C. That is all very good. Most Toastmasters only participate inside their own club, and they enjoy becoming and building a local community/network of supportive friends.

New (for 2011) Contest Rulebook issued

TI has issued a new speech contest rulebook effective Jan 1, 2011 https://www.toastmasters.org/rulebook.aspx. It has many very good clarifications and several rule changes. It is overall a very good update making the rulebook better, clearer and more useful.

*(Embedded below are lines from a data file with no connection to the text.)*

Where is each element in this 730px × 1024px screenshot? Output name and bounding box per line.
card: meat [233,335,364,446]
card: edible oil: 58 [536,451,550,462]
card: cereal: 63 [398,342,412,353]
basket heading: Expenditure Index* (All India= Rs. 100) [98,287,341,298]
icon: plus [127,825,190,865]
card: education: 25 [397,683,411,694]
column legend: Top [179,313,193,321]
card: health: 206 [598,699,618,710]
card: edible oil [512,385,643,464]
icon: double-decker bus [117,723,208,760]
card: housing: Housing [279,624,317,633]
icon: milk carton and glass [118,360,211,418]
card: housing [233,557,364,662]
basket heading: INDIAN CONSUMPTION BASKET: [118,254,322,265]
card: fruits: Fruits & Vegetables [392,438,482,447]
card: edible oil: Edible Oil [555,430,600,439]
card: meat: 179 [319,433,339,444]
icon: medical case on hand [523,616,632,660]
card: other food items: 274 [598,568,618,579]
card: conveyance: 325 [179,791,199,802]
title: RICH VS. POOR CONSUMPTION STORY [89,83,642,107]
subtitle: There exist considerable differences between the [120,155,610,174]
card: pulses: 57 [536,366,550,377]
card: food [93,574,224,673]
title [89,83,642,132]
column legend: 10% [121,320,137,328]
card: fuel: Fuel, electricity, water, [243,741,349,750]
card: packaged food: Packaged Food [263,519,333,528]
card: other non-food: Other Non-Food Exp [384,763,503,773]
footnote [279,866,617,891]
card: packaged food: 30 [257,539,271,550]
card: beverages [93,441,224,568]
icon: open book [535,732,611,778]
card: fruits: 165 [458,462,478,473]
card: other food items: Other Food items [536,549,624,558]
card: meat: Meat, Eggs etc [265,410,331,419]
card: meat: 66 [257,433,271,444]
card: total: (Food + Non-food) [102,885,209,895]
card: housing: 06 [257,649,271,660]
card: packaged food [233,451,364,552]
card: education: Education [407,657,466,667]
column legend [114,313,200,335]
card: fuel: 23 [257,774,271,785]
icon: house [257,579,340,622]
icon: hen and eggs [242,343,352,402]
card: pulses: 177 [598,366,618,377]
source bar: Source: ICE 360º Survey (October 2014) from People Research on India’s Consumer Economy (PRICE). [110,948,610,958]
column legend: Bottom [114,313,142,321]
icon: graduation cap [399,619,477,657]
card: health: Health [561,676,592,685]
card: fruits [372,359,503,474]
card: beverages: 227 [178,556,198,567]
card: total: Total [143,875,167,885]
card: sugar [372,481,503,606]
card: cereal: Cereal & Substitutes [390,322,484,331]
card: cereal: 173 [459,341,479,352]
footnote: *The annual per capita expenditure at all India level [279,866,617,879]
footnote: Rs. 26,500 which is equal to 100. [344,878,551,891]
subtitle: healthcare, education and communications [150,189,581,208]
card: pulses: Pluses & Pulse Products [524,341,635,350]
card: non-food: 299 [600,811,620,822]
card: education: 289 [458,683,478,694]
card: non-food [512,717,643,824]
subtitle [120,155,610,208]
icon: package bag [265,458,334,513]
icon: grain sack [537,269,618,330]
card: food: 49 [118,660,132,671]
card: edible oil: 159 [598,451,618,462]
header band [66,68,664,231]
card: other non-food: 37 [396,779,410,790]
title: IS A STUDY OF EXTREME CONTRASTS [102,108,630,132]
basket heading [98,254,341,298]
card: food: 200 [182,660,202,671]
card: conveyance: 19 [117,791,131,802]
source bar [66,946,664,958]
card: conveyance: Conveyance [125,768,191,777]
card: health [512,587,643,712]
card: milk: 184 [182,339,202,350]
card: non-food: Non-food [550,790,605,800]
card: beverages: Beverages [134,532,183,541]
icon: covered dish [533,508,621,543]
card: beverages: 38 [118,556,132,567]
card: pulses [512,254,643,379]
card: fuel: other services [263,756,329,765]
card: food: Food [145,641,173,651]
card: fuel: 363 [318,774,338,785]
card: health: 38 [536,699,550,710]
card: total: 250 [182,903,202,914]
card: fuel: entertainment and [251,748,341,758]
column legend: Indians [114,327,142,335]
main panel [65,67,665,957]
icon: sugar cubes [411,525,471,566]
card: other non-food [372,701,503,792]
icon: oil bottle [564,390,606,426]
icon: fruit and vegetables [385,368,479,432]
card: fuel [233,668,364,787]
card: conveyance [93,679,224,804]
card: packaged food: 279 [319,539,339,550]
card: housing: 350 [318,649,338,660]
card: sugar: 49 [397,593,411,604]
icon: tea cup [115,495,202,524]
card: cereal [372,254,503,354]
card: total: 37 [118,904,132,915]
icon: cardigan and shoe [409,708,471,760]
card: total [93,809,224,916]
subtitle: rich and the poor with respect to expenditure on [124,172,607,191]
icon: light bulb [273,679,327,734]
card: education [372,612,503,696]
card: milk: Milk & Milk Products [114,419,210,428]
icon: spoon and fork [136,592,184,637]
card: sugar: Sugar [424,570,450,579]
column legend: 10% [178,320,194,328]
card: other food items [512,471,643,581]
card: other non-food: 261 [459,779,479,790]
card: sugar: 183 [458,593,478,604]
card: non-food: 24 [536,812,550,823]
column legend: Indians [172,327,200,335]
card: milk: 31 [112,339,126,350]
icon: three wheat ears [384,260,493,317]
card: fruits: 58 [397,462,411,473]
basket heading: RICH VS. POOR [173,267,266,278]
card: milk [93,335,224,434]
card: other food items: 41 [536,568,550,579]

Some of the clarifications

  • The tiebreaking judge does not attend the judges’ briefing.
     
  • When the last contestant finishes speaking, the contest chair will ask for silence until the ballot counters have collected all ballots. (no more 1 minute or 2 minute …)
     
  • Judges are directed to discreetly discard their scoring forms, the chief judge is directed to keep all materials confidential – there is no need for a “motion to destroy the ballots”
     
  • Protests: Any protest shall be lodged with the chief judge and/or contest chair prior to the announcement of the winner and alternate(s).
     
  • The Chief Judge ‘provides a list showing placement of all contestants to the contest chair.

Some of the changes

  • Contestants
    To be eligible to compete in ANY contest, a member must have completed at least six speeches from the Competent Communication (Item 225) manual prior to the club contest. (Note, Toastmasters who completed older speaking awards like CTM or Able Toastmaster are considered to have met the 6 speech requirement)
     
  • The above change was rescinded on November 10, 2010.

  • Judges
    All judges at area, division, district, semifinal, and International speech contests must have been a Toastmasters member in good standing since July 1 of the previous year and have completed at least six Competent Communication (Item 225) manual projects. (Or be CTM, ATM, …)
     
  • Timing
    Two timers are appointed by the chief judge. One is provided with a stopwatch and the other with a timing device**(will be changed to signaling device) that displays green, yellow, and red colors
     
  • Tiebreaking
    The tiebreaking judge’s ballot must be collected by the chief judge while the counters are collecting all other judges’ ballots.
     
  • Official Forms
    Only official forms may be used for speech contests
     

What more could be done: If we want to be 100 % clear on things – some guidelines:

  • Do NOT announce whether the tie-breaking ballot was used or not
     
  • There is no need for a “motion to destroy the ballots”
     

** There is one typo in the timing section and Joe at TI is making sure it is fixed in the print version soon available for purchase. That is where the second timer uses a signaling device’ rather than a ‘timing device’.